Swedroe added that it is important to rebalance whenever the investor has “new cash.” This might come from a bonus, gift or inheritance, or when cash distributions come from current investments, for example.
4. How deep is the hole?
It’s also important for baby boomers to have a look at their debt and consider whether it should be restructured. Boomers tend to put too much on their credit cards, and generally they carry a lot of debt, Kirchenbauer observed. One debt consideration is whether to restructure the mortgage – to pay it off, refinance to get a lower rate or adjust the term. “Boomers may not have pensions they way their parents did, so having a smaller or no mortgage may be helpful,” she said.
The most important thing is to “make a conscious decision. One mistake a lot of baby boomers make is to downsize without thinking about retirement. They need to think through where they want to live” and whether they intend for their next abode to be “the last house,” Kirchenbauer said. This means thinking about whether there’s room for all the grandkids to visit at once and how often that’s likely to happen, as well as whether it’s all on one floor or the hallways are wide enough for wheelchairs, she said.
Going into retirement is an interesting time to downsize, according to Kirchenbauer. For example, if you move to a less expensive market, you may be able to pay cash for the next house and not have monthly payments at all. At the moment, however, it’s a good time to buy but a bad time to finance a home purchase. Potential downsizers should be prepared to go through hoops if they need a substantial mortgage and plan time into the schedule on both the buying and selling ends, she said.
5. How do I get there from here?
Just thinking of retirement is scary for some people, and thus the mantra for many baby boomers is, “I’m never going to retire anyway, so why all the fuss?” But even those who don’t look forward to weeks or months of unstructured time will make some changes as they age, and those changes will likely affect their cash flow. For example:
- Will you take immediate retirement, or go through a transition? Working part-time or having a retirement business can help boomers delay taking money from their tax-advantaged accounts and stretch their holdings.

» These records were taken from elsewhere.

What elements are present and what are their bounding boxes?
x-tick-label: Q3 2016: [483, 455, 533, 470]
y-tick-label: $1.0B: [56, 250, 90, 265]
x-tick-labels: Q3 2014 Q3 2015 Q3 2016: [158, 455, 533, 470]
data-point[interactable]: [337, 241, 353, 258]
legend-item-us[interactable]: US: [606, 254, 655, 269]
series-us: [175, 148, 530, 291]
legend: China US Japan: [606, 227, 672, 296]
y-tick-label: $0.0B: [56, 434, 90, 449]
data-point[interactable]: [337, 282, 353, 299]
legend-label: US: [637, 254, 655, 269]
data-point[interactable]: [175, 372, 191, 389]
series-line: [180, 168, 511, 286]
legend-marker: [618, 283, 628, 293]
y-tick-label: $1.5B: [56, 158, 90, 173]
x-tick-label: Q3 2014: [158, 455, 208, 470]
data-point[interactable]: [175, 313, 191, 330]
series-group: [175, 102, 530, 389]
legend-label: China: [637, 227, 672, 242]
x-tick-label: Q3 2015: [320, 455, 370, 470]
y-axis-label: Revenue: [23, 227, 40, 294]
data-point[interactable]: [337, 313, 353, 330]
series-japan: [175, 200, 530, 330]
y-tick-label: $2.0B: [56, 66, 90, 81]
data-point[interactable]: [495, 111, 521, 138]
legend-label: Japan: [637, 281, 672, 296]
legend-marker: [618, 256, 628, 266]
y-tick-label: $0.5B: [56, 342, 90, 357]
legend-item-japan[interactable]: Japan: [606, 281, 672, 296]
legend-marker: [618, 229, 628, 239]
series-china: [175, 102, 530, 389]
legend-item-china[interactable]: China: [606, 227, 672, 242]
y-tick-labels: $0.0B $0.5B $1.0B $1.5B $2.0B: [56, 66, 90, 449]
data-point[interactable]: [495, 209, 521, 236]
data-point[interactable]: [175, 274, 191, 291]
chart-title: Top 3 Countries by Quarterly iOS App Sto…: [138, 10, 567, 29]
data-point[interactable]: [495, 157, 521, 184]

- Will you need to monetize your equity in your long-time business to generate cash-flow when your earnings drop? Some consultants say business owners need at least 10 years to plan and bring about an orderly succession. Others say succession planning should begin at the latest when the owner turns 50.
- If Social Security and investment earnings outside of tax-advantaged plans won’t bring in enough cash to live on enough, what’s the best way to generate cash-flow? Boomers aren’t yet approaching the age when they are required to begin distributions from IRAs and 401(k) plans (70 ½), but they may want to consider distribution planning well in advance of that date so they can restructure their investments accordingly. For some boomers, particularly those with smaller nest-eggs and/or longer-than-average life expectancy, investing a portion of their holdings in a fixed annuity might make sense. Swedroe suggested looking into “longevity insurance,” a fixed annuity in which payments are deferred until the annuitant reaches a certain age.
The common thread in all these considerations—and the factor that makes them difficult for baby boomers—is that they all involve dreaded planning. Perhaps the first step is to crack the nut—come up with a rough cash-flow analysis showing where your money comes from and what you’re doing with it. The rest can follow from there.